Open geichelberger opened 5 months ago
Can you give more details? The worker should in fact not fail when Opencast is down. I regularly look at three long-running Tobira systems and there the worker never failed because of an unavailable Opencast. It just prints errors to the log but recovers automatically. So you have to give me more details to reproduce your error state. What Tobira version? What exactly are you doing?
Log:
Jun 04 06:42:47 oc-presentation-01.xyz systemd[1]: Started Tobira Worker.
Jun 04 06:42:47 oc-presentation-01.xyz tobira[157784]: 2024-06-04 06:42:47.155 INFO tobira > Starting Tobira ~~ cli_args=["/opt/tobira/tobira", "worker", "-c", "/etc/tobira/config.toml"]
Jun 04 06:42:47 oc-presentation-01.xyz tobira[157784]: 2024-06-04 06:42:47.155 INFO tobira > Loaded config ~~ source_file="/etc/tobira/config.toml"
Jun 04 06:42:47 oc-presentation-01.xyz tobira[157784]: 2024-06-04 06:42:47.155 INFO tobira > Starting Tobira worker ...
Jun 04 06:42:47 oc-presentation-01.xyz tobira[157784]: 2024-06-04 06:42:47.171 INFO tobira::db > Connected to DB! ~~ server_version="15.3" user="tobira" session_user="tobira" schema="tobira" database="tobira"
Jun 04 06:42:47 oc-presentation-01.xyz tobira[157784]: 2024-06-04 06:42:47.176 INFO tobira::db::migrations > All migrations are already applied: database schema is up to date.
Jun 04 06:42:47 oc-presentation-01.xyz tobira[157784]: 2024-06-04 06:42:47.246 INFO tobira::search > Connected to MeiliSearch at 'https://oc-index-02.xyz:7700'
Jun 04 06:42:47 oc-presentation-01.xyz tobira[157784]: 2024-06-04 06:42:47.287 ERROR tobira > error synchronizing with Opencast
Jun 04 06:42:47 oc-presentation-01.xyz tobira[157784]: >
Jun 04 06:42:47 oc-presentation-01.xyz tobira[157784]: > Caused by:
Jun 04 06:42:47 oc-presentation-01.xyz tobira[157784]: > 0: failed to fetch API version
Jun 04 06:42:47 oc-presentation-01.xyz tobira[157784]: > 1: API returned unexpected HTTP code 503 Service Unavailable (for 'https://xyz/tobira/version', authenticating as 'admin')
Jun 04 06:42:47 oc-presentation-01.xyz tobira[157784]: ▶▶▶ Error: error synchronizing with Opencast
Jun 04 06:42:47 oc-presentation-01.xyz tobira[157784]: Caused by:
Jun 04 06:42:47 oc-presentation-01.xyz tobira[157784]: ‣ failed to fetch API version
Jun 04 06:42:47 oc-presentation-01.xyz tobira[157784]: ‣ API returned unexpected HTTP code 503 Service Unavailable (for 'https://xyz/tobira/version', authenticating as 'admin')

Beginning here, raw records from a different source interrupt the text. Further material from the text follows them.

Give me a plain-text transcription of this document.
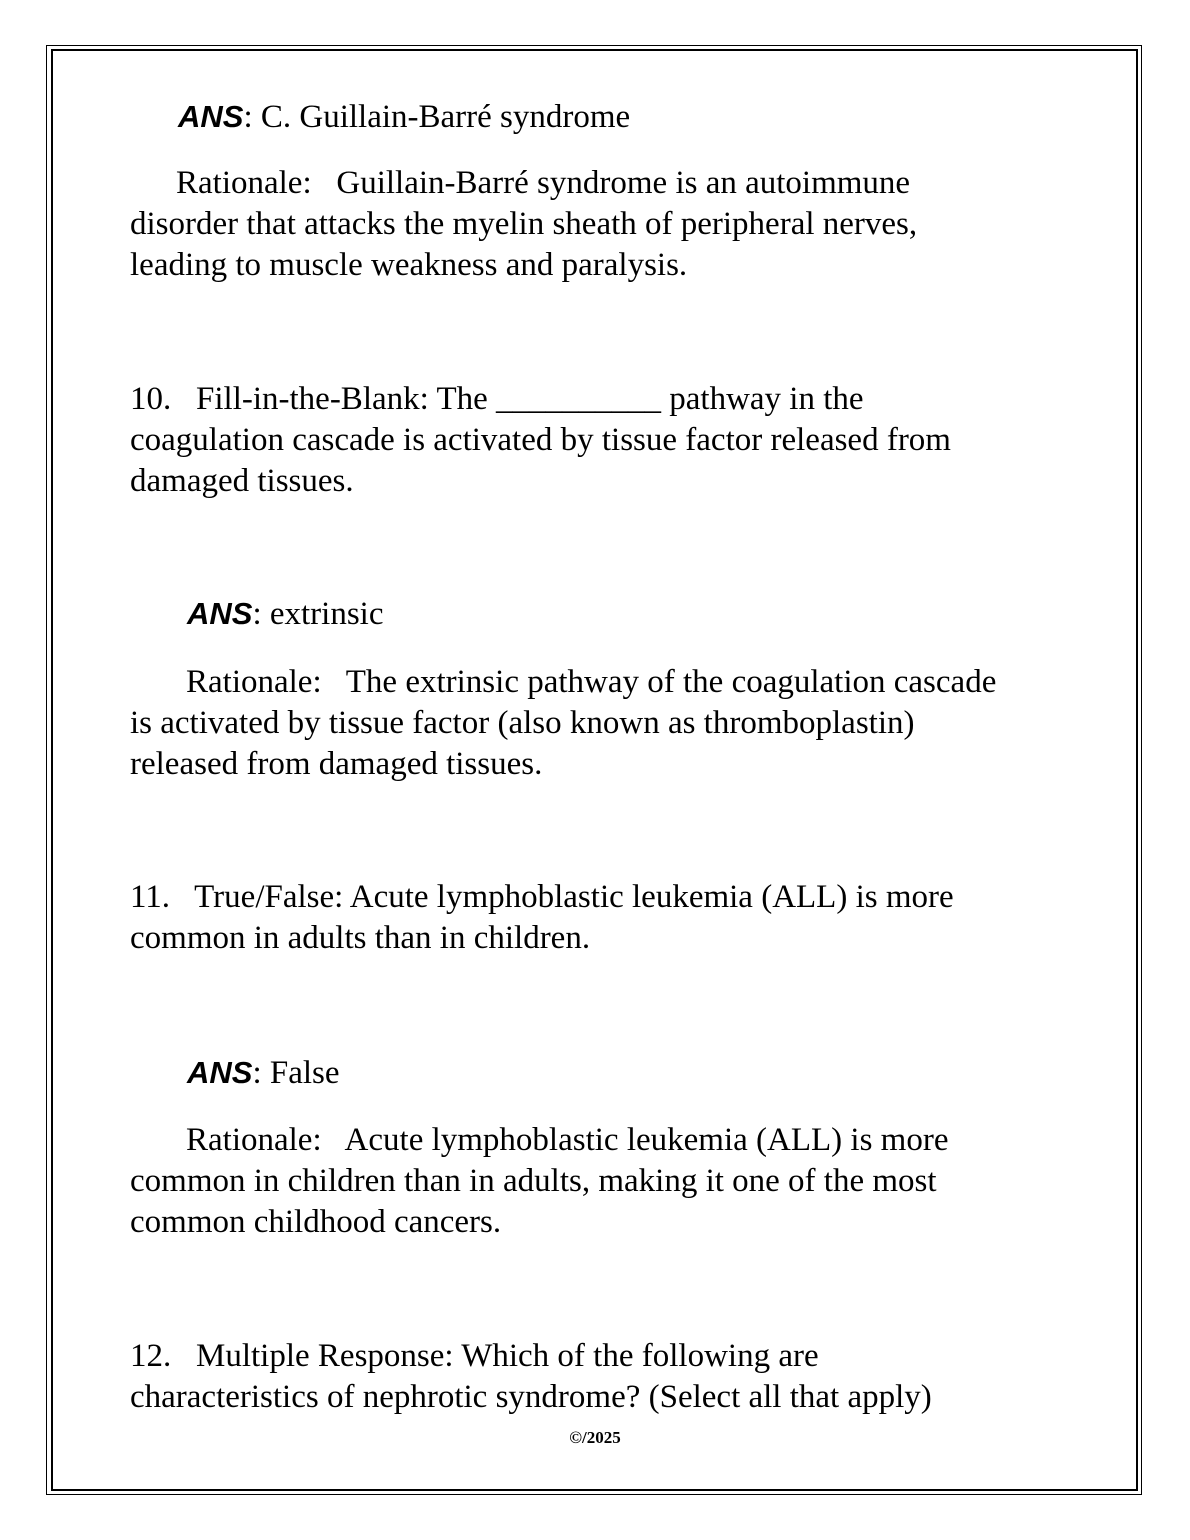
ANS: C. Guillain-Barré syndrome
Rationale:   Guillain-Barré syndrome is an autoimmune
disorder that attacks the myelin sheath of peripheral nerves,
leading to muscle weakness and paralysis.
10.   Fill-in-the-Blank: The __________ pathway in the
coagulation cascade is activated by tissue factor released from
damaged tissues.
ANS: extrinsic
Rationale:   The extrinsic pathway of the coagulation cascade
is activated by tissue factor (also known as thromboplastin)
released from damaged tissues.
11.   True/False: Acute lymphoblastic leukemia (ALL) is more
common in adults than in children.
ANS: False
Rationale:   Acute lymphoblastic leukemia (ALL) is more
common in children than in adults, making it one of the most
common childhood cancers.
12.   Multiple Response: Which of the following are
characteristics of nephrotic syndrome? (Select all that apply)
©/2025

Jun 04 06:42:47 oc-presentation-01.xyz systemd[1]: tobira-worker.service: Main process exited, code=exited, status=1/FAILURE
Jun 04 06:42:47 oc-presentation-01.xyz systemd[1]: tobira-worker.service: Failed with result 'exit-code'.
Jun 04 06:42:47 oc-presentation-01.xyz systemd[1]: tobira-worker.service: Scheduled restart job, restart counter is at 5.
Jun 04 06:42:47 oc-presentation-01.xyz systemd[1]: Stopped Tobira Worker.
Oh so you are saying the worker cannot be started while Opencast is down? But a running work does not go down with Opencast. Yes?
Sorry, I should have been a little bit more precise.
If Opencast becomes unreachable, the Tobira worker crashes and causes the systemd service to fail because of unsuccessful retry attempts. This circumstance can be caused by network outages or updates from Opencast.
The expected behavior would be for the worker not to exit, handle the error, and, importantly, continue running.